After studying filmmaking in Los Angeles Film School in California, he decided to return to Egypt to know more about his home country and explore its different stories with an innovative vision.
“I have lived my whole life outside of Egypt. Four years ago, I came back to start working on several documentaries and experimental short films to explore the beauty of the nature of some neglected spots, such as the oases and western deserts,” he said.
Fever Dream is made of footage that Abdallah shot in the different places he has been to. It carries different memories with several of his friends.
“Usually, I shoot a lot of things with no prepared plan, then I form a story out of the footage that I have and that is what I exactly did while shooting Fever Dream. It is considered a 32-minute audiovisual poem. The characters in the movie are real people who are searching for a meaning for their lives,” he added.
The movie presents a conversation between urban sophistication and bedouin simplicity.
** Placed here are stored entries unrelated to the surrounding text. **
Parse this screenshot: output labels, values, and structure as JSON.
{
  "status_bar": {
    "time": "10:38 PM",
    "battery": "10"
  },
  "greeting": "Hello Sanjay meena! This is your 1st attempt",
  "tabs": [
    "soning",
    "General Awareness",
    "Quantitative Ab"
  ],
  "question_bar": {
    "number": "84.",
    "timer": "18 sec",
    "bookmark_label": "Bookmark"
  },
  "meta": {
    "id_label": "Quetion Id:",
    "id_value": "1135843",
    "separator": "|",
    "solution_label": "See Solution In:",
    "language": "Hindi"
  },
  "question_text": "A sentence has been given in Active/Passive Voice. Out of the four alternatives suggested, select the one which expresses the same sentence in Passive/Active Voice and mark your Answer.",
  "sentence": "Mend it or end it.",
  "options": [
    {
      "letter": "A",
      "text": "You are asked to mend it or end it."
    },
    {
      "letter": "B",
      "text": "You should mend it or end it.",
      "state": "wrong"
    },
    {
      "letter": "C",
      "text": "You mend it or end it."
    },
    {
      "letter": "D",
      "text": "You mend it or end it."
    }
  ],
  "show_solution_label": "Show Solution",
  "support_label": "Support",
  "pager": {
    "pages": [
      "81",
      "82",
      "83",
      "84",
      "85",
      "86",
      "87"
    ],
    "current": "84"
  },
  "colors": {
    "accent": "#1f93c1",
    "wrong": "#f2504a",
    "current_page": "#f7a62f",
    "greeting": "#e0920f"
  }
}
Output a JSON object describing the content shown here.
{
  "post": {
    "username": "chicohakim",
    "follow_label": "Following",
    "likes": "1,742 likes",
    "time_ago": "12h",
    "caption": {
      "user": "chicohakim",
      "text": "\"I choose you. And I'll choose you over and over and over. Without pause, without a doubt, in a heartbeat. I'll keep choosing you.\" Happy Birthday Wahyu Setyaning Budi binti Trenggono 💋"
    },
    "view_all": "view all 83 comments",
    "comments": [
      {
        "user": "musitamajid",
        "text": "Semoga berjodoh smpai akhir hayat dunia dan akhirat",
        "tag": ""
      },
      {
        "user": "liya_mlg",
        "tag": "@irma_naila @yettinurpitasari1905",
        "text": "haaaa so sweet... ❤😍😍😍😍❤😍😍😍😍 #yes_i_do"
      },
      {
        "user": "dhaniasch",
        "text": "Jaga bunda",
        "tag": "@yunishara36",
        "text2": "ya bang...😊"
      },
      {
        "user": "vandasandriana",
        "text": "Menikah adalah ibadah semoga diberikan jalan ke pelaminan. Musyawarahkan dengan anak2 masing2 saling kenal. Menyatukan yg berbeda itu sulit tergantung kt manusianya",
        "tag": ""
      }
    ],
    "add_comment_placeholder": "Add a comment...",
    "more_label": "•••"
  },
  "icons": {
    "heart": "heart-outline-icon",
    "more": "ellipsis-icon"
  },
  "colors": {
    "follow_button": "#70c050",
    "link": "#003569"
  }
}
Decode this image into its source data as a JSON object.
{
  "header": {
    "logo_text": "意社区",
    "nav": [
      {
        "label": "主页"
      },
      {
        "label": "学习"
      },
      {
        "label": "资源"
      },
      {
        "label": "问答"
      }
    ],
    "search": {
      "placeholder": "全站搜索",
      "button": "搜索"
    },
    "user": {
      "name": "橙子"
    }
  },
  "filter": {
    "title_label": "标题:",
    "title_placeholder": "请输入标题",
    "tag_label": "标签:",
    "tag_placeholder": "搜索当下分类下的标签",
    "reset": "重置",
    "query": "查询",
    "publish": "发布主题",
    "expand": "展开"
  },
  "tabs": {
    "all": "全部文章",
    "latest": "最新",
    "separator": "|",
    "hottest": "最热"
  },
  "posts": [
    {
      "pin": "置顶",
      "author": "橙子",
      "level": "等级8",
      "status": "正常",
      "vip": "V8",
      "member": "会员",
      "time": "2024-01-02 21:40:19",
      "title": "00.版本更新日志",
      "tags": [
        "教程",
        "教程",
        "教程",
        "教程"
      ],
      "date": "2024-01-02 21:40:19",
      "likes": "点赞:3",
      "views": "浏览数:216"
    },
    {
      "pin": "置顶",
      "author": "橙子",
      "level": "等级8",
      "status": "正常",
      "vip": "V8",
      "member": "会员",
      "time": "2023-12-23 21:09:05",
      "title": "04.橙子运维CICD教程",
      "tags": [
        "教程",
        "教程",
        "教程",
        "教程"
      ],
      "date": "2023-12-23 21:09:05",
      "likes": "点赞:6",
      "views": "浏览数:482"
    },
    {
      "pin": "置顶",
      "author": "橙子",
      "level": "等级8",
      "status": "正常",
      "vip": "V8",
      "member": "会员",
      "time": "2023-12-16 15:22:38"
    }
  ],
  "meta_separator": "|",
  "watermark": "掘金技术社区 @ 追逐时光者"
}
It’s a conversation between the institution, social system, and the corrupt idea of the urban city we live in, compared to purity and nature.
“The film follows the main characters on their trip from the city to the desert in search for beauty, purity, and to get away from the decayed modern sophistication we live in and to live a much simpler life. They look at themselves, search for God, and discover the truth about the world,” he noted.
In his opinion, we live in a bubble. We don’t know what is outside the bubble so the movie tries to raise some questions that need to be answered.
“Shooting was really simple because I usually shoot with the camera of my iPhone. It is very convenient especially when shooting in the streets because people are usually very sceptical when they see a person shooting with a mobile camera,” he said.
The poetry was an essential part of the movie as it provided some insightful values and thoughts to the messages the movie was trying to convey to the audience.
“The poetry in the movie was a result of a great cooperation with Qamar Al-Qady. She accompanied us to the desert to live in the movie’s atmosphere and come up with some magnificent poems that gave some depth—something images couldn’t do,” he added.
Although the movie will be screened in Madar in Cairo next Friday, Abdallah has various plans for screening the movie in many other independent venues.
“The movie is not the kind of typical traditional storytelling. In addition to participating in some international festivals, I am currently negotiating with Zawya art house to schedule a suitable screening time,” he concluded.